I think Hughes is a good tv/radio hisorian, who doesn't talk down to her audience. I worry that tv directors tend to overplay her looks (hence the whole 'Nigella Lawson of archaeology' schtick, which is clearly how she's being presented). And she does have this tendency to seek out the strong women in history, and overplays how powerful they actually were - this came out in the Spartans series, where Sparta started to be portrayed as this proto-feminist paradise that I think it was not.

But yes, it was a fascinating series.

Bernita said...

Prompts me to reflect - with shocking unoriginality - that "sex sells."

Carla said...

In relation to Florentine interior decor or in relation to Tony Keen's comment about Bettany Hughes' looks, Bernita? Equally apposite in either case, I think :-)

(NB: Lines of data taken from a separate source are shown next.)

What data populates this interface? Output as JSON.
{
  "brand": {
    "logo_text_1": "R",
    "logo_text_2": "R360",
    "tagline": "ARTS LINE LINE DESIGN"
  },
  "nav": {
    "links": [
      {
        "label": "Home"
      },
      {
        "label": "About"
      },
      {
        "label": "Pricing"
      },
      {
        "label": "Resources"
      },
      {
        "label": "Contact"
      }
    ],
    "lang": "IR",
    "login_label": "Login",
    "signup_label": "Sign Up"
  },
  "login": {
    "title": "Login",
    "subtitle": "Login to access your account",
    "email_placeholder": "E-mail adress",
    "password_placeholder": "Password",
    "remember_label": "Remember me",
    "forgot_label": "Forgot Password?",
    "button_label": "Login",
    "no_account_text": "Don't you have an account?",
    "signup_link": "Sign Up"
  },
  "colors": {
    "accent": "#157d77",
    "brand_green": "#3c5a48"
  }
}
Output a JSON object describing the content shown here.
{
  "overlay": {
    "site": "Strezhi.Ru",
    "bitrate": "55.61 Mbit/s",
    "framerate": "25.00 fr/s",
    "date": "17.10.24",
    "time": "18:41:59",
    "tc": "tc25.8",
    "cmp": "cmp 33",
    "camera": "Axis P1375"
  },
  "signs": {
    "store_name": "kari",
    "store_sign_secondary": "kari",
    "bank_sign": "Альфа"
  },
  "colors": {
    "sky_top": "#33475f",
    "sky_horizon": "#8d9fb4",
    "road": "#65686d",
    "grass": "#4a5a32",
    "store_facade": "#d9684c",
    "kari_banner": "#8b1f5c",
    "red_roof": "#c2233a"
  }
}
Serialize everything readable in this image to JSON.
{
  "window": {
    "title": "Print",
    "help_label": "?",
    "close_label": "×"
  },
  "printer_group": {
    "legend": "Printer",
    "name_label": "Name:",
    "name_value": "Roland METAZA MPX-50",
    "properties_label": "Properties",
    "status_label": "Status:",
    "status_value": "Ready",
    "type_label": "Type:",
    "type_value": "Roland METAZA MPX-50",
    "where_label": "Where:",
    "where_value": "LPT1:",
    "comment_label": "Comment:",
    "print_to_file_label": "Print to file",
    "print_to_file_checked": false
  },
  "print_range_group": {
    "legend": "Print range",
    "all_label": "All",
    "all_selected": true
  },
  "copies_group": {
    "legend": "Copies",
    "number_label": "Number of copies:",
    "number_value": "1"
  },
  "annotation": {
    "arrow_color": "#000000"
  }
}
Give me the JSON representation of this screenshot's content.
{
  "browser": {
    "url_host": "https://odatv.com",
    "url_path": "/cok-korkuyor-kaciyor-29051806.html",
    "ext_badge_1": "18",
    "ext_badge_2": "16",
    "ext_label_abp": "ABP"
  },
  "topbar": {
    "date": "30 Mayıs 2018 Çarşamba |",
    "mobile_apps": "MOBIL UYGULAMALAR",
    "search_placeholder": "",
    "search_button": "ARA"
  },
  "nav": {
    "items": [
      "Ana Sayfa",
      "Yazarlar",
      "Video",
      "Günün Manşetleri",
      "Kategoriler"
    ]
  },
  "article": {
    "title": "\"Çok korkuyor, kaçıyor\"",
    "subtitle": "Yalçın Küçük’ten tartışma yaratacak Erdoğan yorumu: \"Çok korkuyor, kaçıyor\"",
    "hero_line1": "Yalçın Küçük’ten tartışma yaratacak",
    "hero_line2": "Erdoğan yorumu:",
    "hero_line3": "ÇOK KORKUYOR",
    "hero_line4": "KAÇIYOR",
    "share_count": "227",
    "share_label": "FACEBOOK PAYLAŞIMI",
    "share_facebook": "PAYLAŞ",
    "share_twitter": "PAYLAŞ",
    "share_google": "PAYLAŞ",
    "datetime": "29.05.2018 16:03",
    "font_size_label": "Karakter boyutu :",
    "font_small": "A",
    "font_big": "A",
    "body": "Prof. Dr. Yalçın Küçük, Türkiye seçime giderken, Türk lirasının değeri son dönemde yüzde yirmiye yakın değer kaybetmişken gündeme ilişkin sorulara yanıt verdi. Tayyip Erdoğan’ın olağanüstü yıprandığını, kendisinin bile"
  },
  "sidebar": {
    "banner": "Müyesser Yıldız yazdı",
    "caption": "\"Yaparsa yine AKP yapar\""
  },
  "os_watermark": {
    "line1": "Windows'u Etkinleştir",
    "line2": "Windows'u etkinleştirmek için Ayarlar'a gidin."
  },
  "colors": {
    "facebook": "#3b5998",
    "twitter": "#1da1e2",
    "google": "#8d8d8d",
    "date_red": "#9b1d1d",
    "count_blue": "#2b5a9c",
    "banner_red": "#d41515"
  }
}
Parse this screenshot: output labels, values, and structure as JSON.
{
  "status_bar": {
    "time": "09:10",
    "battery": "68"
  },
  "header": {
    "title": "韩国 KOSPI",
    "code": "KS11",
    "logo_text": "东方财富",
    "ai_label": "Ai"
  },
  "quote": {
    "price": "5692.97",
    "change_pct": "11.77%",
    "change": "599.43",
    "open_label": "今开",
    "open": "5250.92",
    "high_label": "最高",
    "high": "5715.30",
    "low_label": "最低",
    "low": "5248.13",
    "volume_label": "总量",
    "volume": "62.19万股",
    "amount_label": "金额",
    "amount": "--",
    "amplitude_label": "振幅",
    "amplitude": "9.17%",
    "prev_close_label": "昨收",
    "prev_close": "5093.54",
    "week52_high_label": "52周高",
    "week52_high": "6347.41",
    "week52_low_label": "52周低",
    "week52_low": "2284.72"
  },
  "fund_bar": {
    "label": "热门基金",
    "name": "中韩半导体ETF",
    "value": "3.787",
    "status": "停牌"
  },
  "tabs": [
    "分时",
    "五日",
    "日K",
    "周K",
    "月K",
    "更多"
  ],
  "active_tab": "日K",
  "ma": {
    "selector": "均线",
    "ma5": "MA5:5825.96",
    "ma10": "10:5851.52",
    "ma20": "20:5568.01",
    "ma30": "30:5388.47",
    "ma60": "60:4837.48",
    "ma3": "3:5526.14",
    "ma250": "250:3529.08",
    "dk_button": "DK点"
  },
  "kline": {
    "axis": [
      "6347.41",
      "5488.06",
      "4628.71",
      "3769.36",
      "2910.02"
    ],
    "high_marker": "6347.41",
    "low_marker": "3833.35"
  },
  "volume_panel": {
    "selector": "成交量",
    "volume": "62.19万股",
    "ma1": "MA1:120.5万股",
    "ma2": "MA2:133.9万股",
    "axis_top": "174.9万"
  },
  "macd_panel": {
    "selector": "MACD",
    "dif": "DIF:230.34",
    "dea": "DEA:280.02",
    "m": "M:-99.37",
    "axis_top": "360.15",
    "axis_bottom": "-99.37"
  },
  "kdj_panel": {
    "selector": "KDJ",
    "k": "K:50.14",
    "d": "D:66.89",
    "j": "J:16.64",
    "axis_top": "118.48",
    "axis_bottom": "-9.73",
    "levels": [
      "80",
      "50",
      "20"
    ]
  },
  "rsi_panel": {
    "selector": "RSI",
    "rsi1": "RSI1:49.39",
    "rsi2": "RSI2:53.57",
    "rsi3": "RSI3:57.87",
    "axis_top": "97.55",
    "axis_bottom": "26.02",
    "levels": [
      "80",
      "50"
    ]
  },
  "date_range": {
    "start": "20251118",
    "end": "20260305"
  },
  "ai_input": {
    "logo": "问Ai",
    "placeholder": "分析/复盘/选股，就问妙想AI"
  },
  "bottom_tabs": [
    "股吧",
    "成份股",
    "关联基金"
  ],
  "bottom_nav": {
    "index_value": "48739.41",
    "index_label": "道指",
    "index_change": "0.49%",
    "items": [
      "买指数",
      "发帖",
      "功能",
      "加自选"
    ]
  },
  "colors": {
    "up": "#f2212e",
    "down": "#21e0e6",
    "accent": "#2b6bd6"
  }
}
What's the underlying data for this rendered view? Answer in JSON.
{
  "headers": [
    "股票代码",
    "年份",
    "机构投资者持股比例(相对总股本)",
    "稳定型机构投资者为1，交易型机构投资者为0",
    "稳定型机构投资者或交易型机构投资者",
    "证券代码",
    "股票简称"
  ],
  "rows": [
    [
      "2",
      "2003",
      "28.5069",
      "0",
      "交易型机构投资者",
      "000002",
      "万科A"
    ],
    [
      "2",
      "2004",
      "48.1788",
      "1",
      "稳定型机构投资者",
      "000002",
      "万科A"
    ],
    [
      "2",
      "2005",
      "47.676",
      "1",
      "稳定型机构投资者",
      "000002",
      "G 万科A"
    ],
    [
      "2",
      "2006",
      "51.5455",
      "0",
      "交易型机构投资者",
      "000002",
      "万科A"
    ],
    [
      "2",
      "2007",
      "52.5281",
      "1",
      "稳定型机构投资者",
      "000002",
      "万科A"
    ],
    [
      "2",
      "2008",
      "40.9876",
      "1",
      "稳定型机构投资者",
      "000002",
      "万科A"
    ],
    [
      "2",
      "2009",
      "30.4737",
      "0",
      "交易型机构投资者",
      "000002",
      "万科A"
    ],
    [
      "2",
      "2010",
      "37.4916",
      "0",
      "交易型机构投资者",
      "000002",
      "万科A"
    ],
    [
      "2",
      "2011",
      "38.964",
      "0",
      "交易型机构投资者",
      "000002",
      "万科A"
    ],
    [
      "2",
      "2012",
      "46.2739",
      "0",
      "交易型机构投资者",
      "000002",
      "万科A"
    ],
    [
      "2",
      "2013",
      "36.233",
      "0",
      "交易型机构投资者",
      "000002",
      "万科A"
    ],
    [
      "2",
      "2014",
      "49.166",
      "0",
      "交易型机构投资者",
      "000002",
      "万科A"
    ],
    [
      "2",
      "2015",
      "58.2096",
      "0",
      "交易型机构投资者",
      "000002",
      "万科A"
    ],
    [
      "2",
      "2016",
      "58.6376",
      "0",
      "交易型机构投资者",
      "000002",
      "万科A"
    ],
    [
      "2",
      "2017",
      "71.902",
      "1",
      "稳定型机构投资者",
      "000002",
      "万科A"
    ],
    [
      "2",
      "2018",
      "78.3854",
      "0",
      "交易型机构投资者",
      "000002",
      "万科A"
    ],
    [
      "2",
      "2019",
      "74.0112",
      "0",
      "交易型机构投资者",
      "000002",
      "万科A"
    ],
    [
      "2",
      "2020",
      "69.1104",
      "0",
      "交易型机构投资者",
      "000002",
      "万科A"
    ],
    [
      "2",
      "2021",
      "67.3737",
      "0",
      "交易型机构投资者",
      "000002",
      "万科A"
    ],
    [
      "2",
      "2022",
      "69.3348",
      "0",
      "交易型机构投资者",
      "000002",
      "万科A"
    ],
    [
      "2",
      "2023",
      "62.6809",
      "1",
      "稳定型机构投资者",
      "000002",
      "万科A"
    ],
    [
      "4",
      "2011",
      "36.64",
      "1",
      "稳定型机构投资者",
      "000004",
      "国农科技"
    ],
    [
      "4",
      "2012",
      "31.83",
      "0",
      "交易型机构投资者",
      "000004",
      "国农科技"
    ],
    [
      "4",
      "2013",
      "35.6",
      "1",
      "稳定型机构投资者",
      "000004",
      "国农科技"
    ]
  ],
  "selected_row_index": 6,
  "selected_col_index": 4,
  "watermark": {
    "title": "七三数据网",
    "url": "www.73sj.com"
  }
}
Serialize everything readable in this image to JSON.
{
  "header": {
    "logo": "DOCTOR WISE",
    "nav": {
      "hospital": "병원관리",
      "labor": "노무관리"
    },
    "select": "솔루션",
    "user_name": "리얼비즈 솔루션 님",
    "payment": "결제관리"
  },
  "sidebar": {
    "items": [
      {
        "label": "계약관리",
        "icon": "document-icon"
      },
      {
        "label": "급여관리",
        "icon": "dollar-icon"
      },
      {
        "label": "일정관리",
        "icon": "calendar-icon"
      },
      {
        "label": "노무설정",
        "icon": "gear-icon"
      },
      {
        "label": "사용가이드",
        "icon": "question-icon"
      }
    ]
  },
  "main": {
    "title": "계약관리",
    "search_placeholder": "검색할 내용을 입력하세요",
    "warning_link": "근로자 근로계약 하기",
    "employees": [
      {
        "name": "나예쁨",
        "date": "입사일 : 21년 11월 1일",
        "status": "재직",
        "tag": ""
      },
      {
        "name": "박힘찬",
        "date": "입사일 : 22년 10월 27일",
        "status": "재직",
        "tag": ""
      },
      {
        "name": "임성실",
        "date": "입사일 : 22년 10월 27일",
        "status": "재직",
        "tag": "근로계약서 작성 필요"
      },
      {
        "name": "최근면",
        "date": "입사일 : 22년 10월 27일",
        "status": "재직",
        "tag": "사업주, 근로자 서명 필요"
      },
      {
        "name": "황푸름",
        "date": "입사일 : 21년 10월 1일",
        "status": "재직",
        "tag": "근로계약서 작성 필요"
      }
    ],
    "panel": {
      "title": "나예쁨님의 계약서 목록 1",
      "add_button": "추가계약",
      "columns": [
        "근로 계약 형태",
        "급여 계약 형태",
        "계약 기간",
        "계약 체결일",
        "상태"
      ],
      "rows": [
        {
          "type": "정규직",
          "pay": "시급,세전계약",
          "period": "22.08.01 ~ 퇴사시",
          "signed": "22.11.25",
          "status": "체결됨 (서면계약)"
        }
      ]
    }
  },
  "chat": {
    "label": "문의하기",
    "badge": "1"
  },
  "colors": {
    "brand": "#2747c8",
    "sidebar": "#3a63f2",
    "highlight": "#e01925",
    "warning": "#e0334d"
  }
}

Tony - yes, there does seem to be a trend to find 'strong women' in history, even at the cost of stretching the evidence. Perhaps it's just fashion, or perhaps the presenters/producers share your view about the need for a feminist archaeology?

Tony Keen said...

Ah! Hoist by my own petard! But seriously folks ... I believe in the need for a feminist archaeology, but not one that distorts the evidence. Let's look for the women, but let's not pretend that the past was more liberal in its attitudes to women than it was.

Carla said...

That's more or less my view, Tony - look for whatever the past has to tell us, not for what we'd like it to say. (Anyone who is wondering what this is about, see Tony's post on feminist archaeology)

Bernita said...

I'll skirt the issue, Carla.

Alan Fisk said...

Bettany Hughes does seem prone to view history in terms of present-day political correctness. Her programme on Moorish Spain a couple of months ago decided that the Moors didn't actually "invade" Spain at all; they were peaceable immigrant craftsmen, scientists, and poets, who were welcomed by the local population.

Carla said...

Thanks for stopping by, Alan. That's an interesting comment; I didn't take the programme to be quite as politically correct as that. I carried away more of an idea that Moorish Spain was a mosaic of individual areas and 'city-states', with different ethnic mixes and different degrees of integration. I thought she was arguing not so much that there was never any invasion and Reconquista, but that it shouldn't be seen as a monolithic inter-ethnic conflict with all the Moors on one side and all the Christians on the other. I got a picture of something more complex and fragmented than that - some invasion, some immigration, some conflict, some integration, some cross-cultural exchange. Perhaps I'm remembering the programme wrong?